All the examples of waves in the thesis are theoretically correct within the 1' order (that includes the 2' order wave examples). E.g. p. 75 ch.IV shows the horizontal velocity u according to 3 different wave theories that all mathematically fulfil the wave theory of 1' order, i.e. all terms of 1' order are included. The cnoidal wave includes additionally all terms of 2' order, but this still makes it a wave theory also correct of 1' order. And even if it included some terms of 3' and higher order it would still be a wave theory correct of both 1' and 2' order. It is different which 2' order terms and higher order terms wave theories of 1' order include, so this gives the shown differences in numerical results.
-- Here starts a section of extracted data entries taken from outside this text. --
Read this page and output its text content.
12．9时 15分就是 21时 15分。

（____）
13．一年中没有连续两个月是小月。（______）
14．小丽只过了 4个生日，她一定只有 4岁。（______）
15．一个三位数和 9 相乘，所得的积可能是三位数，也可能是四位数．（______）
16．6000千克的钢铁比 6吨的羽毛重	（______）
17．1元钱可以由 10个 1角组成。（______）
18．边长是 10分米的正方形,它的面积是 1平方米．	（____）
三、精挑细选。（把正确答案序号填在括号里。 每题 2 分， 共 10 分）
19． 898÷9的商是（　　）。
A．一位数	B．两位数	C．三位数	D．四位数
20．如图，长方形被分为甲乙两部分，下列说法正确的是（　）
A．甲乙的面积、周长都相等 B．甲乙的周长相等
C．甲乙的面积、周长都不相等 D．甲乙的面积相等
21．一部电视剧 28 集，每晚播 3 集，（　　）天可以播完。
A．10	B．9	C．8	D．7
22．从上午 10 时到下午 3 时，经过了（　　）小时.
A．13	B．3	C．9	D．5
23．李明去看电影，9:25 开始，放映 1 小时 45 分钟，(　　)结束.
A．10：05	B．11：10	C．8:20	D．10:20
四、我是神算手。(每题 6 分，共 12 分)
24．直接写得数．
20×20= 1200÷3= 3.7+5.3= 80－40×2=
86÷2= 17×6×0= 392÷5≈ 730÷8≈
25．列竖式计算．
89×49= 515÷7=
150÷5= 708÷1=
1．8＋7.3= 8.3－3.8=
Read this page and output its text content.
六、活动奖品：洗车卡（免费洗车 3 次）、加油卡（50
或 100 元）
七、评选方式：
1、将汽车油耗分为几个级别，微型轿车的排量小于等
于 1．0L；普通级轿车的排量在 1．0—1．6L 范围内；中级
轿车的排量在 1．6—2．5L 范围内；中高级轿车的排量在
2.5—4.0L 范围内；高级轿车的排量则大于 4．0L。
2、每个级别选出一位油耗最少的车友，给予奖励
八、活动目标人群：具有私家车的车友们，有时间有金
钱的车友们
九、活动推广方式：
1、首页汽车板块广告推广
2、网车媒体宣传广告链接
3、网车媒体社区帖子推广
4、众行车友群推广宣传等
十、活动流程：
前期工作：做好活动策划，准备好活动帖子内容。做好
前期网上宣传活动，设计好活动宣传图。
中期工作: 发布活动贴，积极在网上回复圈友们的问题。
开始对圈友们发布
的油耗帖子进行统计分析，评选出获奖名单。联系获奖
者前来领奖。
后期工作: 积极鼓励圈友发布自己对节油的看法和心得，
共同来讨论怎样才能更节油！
Then those higher order terms that are most important for a specific purpose should be included, e.g. the vertical acceleration at the vertical wall should fit the surface condition here. In a 2' order theory all terms of 2' order must be included, and additionally some 3' order and higher order terms can be included.

The cnoidal wave on arbitrary depth in the thesis ch.IX is a 2' order wave. For this it can occasionally be relevant to use the wave celerity obtained by the 3' order sinusoidal wave ch.XI. This is correct in a 2' order wave theory, but the wave is still only of 2' order. In the same way part of a 1' order wave can be improved e.g. using the cnoidal wave profile with the tall short crest and long less deep trough and then in an appropriate way use 1' order expressions for e.g. velocity distribution and pressure distribution. By this it is not a 2' order wave but one of the possible 1' order waves.